Would he take an interest in my home and family? I had no answer. But I was convinced that, like Joey Gouza or Bobby Earl, he was one of those
who had gone across a line at some point in his life and had declared war on the rest of us. Whether we elected to recognize that fact or not, Vic would be at work with a penny book of matches or a strand of wire that he would pop musically between his fists. The time of his appearance in our lives would be of his choosing.

I fixed a cup of coffee and walked down the slope of my yard to the dock. The stars looked white and hot in the sky; on the wind I could smell the sour reek of mud and rotted humus in the marsh, and the wet, gray odor of something dead. A white tree of lightning splintered across the southern sky. Sweat ran down my sides. It was going to be a scorching day.

I unlocked the door of the bait shop and went inside and pulled the chain on the electric bulb that hung over the counter. Then I saw the diagonal slash across the back screen window that gave onto the bayou.

But it was too late. He rose up from behind the bait tanks and gently pressed the barrel of a pistol behind my ear.

“No, no, don't turn around, my friend. That'd get both of us in trouble,” he said.

The light threw both of our shadows on the floor. I could see his extended arm, the pistol rounded by his fist, and an object, a sack perhaps, that seemed to dangle from his other hand.

“The till's empty. I've got maybe ten dollars in my wallet,” I said.

“Come on, Mr. Robicheaux. Give me a
little credit.” The accent was New Orleans, the voice one I had heard before.

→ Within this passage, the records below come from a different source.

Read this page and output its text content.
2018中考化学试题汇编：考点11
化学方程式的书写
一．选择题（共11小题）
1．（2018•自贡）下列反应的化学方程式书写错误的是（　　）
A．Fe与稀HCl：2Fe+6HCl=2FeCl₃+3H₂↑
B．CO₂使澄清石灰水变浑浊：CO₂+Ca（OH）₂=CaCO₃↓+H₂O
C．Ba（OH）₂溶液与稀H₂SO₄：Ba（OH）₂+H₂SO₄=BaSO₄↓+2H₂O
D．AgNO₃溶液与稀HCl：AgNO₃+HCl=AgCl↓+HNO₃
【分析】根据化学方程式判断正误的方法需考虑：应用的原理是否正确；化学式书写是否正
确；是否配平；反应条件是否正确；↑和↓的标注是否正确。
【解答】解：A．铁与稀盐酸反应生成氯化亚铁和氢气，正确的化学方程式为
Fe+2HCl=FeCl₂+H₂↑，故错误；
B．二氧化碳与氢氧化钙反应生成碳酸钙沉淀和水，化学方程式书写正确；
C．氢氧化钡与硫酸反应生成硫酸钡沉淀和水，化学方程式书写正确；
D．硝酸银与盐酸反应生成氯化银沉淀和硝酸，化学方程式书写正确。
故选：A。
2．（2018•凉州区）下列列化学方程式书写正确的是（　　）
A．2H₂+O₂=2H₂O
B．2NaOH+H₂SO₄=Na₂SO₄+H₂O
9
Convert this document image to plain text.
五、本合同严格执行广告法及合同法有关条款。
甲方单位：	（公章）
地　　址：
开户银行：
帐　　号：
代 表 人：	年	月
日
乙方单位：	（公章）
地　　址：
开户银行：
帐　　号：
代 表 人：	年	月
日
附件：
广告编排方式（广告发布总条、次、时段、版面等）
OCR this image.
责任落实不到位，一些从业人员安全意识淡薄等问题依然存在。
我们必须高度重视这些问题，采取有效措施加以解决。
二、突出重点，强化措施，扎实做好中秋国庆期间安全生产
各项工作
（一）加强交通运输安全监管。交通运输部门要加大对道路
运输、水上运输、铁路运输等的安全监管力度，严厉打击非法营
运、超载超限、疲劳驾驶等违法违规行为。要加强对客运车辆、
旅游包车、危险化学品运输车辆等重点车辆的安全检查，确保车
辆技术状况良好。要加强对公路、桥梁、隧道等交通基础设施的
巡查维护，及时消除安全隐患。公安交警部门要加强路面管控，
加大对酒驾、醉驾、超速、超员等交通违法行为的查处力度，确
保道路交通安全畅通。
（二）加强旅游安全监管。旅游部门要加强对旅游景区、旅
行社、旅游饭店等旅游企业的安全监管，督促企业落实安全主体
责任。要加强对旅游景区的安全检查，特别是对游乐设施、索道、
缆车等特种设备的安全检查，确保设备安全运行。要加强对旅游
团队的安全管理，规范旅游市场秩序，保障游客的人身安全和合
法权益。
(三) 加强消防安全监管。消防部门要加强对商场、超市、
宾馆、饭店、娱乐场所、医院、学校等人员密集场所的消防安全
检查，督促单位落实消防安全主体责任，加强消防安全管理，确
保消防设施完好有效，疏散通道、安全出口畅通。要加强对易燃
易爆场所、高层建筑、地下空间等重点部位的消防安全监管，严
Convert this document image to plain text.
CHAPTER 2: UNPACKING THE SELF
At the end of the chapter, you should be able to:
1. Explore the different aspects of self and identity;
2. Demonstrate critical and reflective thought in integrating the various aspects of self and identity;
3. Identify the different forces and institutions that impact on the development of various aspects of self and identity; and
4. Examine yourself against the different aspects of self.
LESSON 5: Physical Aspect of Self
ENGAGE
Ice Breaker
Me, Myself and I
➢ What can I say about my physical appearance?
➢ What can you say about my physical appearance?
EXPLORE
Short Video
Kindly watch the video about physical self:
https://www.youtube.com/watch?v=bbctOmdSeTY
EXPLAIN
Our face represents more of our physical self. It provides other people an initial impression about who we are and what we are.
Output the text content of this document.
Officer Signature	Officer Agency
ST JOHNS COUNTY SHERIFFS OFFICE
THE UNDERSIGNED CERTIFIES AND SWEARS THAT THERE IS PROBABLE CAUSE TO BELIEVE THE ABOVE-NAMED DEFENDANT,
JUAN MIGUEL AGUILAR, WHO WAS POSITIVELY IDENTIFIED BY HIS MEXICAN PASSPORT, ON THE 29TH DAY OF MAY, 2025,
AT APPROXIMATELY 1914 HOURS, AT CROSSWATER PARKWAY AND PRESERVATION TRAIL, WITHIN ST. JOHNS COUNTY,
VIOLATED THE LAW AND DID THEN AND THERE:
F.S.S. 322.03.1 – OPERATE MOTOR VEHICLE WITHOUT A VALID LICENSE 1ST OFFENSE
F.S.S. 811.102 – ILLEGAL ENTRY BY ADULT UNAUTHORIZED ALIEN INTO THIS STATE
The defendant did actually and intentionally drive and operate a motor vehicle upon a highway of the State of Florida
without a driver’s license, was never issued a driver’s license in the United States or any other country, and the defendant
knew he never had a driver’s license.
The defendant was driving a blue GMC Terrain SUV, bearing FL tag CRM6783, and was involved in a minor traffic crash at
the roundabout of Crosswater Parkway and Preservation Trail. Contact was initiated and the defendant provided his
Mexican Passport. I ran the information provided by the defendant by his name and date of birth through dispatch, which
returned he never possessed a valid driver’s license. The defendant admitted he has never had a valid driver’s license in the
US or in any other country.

“What do you want, partner?”

“To give you something. You just shouldn't have come to work so early. . . . No, no, don't turn around—”

He shifted his position so that his face was well behind my range of vision. But when he did I saw his distorted silvery reflection on the aluminum side of a horizontal lunchmeat and cold-drink cooler. Or rather I saw the reflected metal caps and fillings in his mouth.